Fiona Shaba '12 has never seen Wall Street, the 1987 film depicting the dramatic world of corporate finance, but it is safe to say that the motivations underlying her interest in finance are very different from those of Gordon Gekko, the movie's ruthless corporate raider and chief antagonist.
"I've always wanted to work with numbers. I enjoy data analysis and interpreting figures,” Shaba said. “I also have a genuine intellectual interest in how markets work."
Shaba, an economics and statistics special major and international relations minor, had the opportunity to supplement the in-class training she received at Mount Holyoke with summer internships at premier financial institutions.
"My statistics, corporate finance, and econometrics courses all strengthened my existing interests in finance, and my experiences with Grameen Bank and Citigroup helped confirm that this was what I wanted to do professionally," she said.
In the summer following her first year at Mount Holyoke, Shaba worked as an intern at Grameen Bank in her native Bangladesh. The bank--a microcredit enterprise founded by Nobel Peace Prize-winner Muhammad Yunus--distributes small loans to Bangladesh's rural poor as a way of stimulating socioeconomic development and combating poverty.
"The Grameen Bank is a unique institution that doesn't have much of a resemblance to most parts of the corporate world,” Shaba said. “Nonetheless, it introduced me to finance, and the experience helped me realize that I wanted to continue exploring."
This past summer, Shaba returned to Bangladesh’s capital city, Dhaka, to work as a financial control intern for Citigroup. She put her math background to work preparing the firm's financial reports, accounting records, and balance sheets. She also had the valuable opportunity to shadow an employee from each of Citigroup's departments, allowing her to get a better sense of the range of services offered within the company.
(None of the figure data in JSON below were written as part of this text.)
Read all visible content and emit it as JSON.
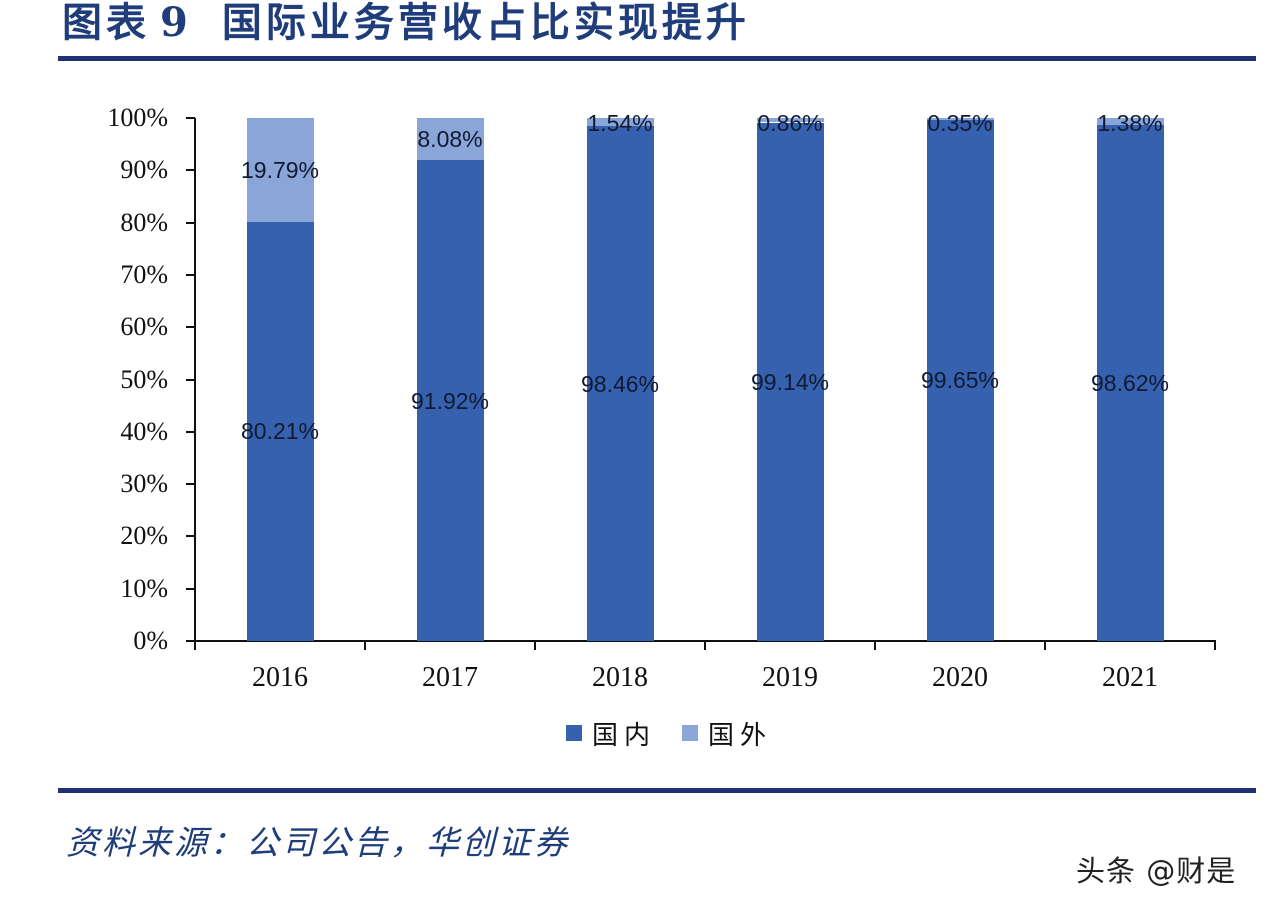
{
  "header": {
    "figure_label": "图表",
    "figure_number": "9",
    "title": "国际业务营收占比实现提升"
  },
  "footer": {
    "source": "资料来源：公司公告，华创证券",
    "watermark": "头条 @财是"
  },
  "colors": {
    "domestic": "#3561ae",
    "international": "#8aa5d8",
    "title": "#1f3d7a",
    "rule": "#1f3276"
  },
  "legend": [
    {
      "label": "国内",
      "color": "#3561ae"
    },
    {
      "label": "国外",
      "color": "#8aa5d8"
    }
  ],
  "y_ticks": [
    "0%",
    "10%",
    "20%",
    "30%",
    "40%",
    "50%",
    "60%",
    "70%",
    "80%",
    "90%",
    "100%"
  ],
  "chart_data": {
    "type": "bar",
    "stacked": true,
    "title": "国际业务营收占比实现提升",
    "xlabel": "",
    "ylabel": "",
    "ylim": [
      0,
      100
    ],
    "y_tick_format": "percent",
    "grid": false,
    "legend_position": "bottom",
    "categories": [
      "2016",
      "2017",
      "2018",
      "2019",
      "2020",
      "2021"
    ],
    "series": [
      {
        "name": "国内",
        "color": "#3561ae",
        "values": [
          80.21,
          91.92,
          98.46,
          99.14,
          99.65,
          98.62
        ],
        "labels": [
          "80.21%",
          "91.92%",
          "98.46%",
          "99.14%",
          "99.65%",
          "98.62%"
        ]
      },
      {
        "name": "国外",
        "color": "#8aa5d8",
        "values": [
          19.79,
          8.08,
          1.54,
          0.86,
          0.35,
          1.38
        ],
        "labels": [
          "19.79%",
          "8.08%",
          "1.54%",
          "0.86%",
          "0.35%",
          "1.38%"
        ]
      }
    ]
  }
}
"Shadowing professionals in the different departments gave me a really good idea of what skills were required for each of the jobs,” Shaba said. “Afterward, I realized that I wanted to work for a department that utilized a mixture of qualitative and quantitative skills. Corporate banking turned out to be one of those divisions that allowed me to work in a team and actively interact with clients, as well as exercise my math and analytical skills."
Shaba also works as a peer career assistant in the Career Development Center, where she helps students strengthen their resumes and cover letters and advises them on effective job search and interviewing techniques.
"My job at the Career Development Center has kept me informed of career-related activities on campus and motivated me to attend Woman's Day events hosted by companies like Goldman Sachs and Credit Suisse,” Shaba said. “Also, helping other students develop career-building skills has inevitably forced me to focus on my own. I've revamped my resume something like 25 times."